Ominously, Donald Trump is increasingly talking about himself as a “wartime president” - the last refuge of a scoundrel. The emergency powers that the department of justice “quietly asked” congress for gives us a good idea of what a “wartime” presidency would be like. Most of them involve powers to further restrict immigration - something dear to the heart of Trump’s longest-serving advisor, Stephen Miller - the anti-immigration zealot and white nationalist, who appears to subscribe to the ‘great replacement’ belief that there is a sinister plot to ‘disappear’ white people through miscegenation or genocide.4 Measures include the request to grant chief judges the power to detain people indefinitely without trial, which amounts to the suspension of habeas corpus.
Indeed, it is perfectly legitimate to fear that the emergency legislation could become another Patriot Act - which was rushed through congress following 9/11. The proposed repressive measures have no real relation to this specific crisis and the language deployed is deliberately vague - providing the basis to justify endless extensions and yet further curtailment of democratic rights. Temporary measures easily morph into permanent ones.
Closer to home, with opposition blessing, Boris Johnson pushed through the 329-page Coronavirus Bill even though it gives the police and immigration officials enormously repressive powers to arrest people suspected of carrying the coronavirus, shut down events and order people to go home - the powers remaining in place until September 2022, subject to parliamentary renewal every six months. Whether out of a desire to implement the letter or the spirit of the law, Derbyshire police used drones to deter people from breaking the lockdown rules - showing video footage ‘shaming’ people walking their dogs in the Peak District, whilst officers also dyed Buxton’s blue lagoon black to discourage people from visiting the beauty spot.

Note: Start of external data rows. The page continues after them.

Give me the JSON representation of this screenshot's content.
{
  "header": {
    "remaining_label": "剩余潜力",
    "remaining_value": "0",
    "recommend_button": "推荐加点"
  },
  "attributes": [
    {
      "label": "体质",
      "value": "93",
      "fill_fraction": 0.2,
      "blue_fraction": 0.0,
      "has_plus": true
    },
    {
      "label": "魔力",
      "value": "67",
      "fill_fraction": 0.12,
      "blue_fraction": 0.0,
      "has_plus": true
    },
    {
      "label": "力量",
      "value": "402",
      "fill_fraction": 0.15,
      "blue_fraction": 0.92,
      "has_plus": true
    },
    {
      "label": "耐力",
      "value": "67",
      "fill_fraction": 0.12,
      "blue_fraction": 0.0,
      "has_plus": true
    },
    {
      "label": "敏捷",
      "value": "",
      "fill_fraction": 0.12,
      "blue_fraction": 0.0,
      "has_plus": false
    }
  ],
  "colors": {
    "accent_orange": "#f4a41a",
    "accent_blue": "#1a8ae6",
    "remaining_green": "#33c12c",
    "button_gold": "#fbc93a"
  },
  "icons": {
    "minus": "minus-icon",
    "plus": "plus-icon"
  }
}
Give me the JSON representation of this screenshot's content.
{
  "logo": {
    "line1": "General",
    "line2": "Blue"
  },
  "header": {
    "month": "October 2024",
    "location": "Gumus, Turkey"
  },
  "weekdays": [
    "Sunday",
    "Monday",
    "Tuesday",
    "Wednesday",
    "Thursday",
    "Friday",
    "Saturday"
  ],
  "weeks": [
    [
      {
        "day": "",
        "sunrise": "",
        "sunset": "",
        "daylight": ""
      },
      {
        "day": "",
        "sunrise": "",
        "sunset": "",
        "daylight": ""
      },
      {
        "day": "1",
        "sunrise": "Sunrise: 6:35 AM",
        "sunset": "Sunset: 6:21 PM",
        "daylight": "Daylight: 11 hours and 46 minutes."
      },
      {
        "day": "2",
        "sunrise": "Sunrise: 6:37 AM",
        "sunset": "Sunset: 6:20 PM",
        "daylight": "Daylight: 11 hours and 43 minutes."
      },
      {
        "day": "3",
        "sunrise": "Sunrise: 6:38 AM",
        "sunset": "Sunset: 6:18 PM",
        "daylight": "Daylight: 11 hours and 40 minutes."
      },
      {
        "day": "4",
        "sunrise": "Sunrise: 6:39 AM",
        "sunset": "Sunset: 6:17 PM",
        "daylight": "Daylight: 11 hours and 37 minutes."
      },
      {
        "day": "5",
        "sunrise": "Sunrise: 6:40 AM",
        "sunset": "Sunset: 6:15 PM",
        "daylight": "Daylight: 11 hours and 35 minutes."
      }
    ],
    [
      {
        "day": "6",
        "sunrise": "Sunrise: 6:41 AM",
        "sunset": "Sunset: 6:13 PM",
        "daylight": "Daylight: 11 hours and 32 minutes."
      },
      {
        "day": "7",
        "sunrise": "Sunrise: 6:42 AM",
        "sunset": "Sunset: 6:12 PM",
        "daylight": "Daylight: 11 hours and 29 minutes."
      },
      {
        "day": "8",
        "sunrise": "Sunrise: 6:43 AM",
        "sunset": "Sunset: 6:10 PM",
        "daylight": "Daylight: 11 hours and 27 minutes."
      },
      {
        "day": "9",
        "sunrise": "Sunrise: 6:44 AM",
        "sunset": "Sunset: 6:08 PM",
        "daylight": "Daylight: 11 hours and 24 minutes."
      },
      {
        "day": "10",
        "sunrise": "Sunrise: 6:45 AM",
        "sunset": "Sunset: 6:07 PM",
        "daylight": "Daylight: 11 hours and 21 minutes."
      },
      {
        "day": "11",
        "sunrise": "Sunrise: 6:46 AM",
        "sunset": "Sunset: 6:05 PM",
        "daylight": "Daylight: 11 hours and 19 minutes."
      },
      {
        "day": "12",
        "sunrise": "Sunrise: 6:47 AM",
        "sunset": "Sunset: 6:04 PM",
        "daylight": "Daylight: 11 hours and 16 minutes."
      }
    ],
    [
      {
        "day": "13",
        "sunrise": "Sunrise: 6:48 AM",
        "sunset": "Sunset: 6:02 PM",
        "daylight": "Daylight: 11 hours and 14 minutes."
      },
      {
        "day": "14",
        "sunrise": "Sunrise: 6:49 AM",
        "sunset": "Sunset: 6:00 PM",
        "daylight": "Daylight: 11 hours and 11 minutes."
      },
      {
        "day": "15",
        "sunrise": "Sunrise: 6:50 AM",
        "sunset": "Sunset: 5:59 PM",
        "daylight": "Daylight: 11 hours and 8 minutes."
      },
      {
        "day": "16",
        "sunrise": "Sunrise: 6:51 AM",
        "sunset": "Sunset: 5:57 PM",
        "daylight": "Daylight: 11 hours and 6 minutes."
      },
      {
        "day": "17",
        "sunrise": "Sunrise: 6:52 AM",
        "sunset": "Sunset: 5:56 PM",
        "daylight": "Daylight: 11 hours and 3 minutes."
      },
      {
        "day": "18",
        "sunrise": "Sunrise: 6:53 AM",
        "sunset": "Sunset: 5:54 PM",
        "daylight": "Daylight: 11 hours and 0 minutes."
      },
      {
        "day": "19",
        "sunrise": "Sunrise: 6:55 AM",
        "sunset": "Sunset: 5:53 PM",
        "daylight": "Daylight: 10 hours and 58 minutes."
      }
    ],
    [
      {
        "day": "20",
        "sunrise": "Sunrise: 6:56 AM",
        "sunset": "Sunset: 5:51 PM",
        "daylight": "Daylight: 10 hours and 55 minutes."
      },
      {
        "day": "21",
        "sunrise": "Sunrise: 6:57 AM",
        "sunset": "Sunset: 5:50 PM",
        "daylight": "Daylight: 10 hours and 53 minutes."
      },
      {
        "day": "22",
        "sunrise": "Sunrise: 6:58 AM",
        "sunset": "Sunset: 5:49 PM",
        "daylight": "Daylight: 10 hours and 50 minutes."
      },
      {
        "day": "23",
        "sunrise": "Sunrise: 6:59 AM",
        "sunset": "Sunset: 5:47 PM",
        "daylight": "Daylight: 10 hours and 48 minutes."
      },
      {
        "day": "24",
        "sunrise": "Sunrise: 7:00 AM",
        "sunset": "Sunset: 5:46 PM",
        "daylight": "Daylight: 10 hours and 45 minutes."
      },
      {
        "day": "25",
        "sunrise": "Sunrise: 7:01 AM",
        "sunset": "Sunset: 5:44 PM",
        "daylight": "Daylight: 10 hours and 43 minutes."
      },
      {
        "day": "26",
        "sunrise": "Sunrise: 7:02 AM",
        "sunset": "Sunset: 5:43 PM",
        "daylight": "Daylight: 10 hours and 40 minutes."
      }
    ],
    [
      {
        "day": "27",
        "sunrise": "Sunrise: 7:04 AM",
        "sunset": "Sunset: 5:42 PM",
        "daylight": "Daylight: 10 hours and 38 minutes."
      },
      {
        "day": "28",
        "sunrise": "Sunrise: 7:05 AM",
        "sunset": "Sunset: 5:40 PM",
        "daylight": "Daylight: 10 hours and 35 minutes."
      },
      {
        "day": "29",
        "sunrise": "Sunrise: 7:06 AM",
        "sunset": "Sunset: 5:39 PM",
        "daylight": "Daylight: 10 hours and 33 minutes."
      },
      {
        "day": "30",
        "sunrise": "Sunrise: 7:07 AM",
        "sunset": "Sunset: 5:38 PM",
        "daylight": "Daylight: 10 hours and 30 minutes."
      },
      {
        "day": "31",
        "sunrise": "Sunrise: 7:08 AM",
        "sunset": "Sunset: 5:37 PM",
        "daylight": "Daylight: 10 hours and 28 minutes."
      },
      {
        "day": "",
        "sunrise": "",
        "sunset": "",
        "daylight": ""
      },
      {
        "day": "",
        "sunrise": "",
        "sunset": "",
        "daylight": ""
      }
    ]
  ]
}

Even Grant Shapps, the transport secretary, conceded that there had been “one or two instances” of the police being “heavy-handed” - adding that, generally speaking, the police are “taking a very sensible approach” to the lockdown. Lord Sumption, high Tory and a retired supreme court judge, was not so generous - he castigating Derbyshire police for their “frankly disgraceful” behaviour in “wrecking” beauty spots and thundered about an infectious “collective hysteria” sliding into a “police state” that infringes upon people’s “undoubted right to travel to take exercise in the country”.
Communists are more than aware that the constant military terminology risks becoming a mobilising force for authoritarianism - whereby questioning the government could be regarded as unpatriotic or even traitorous.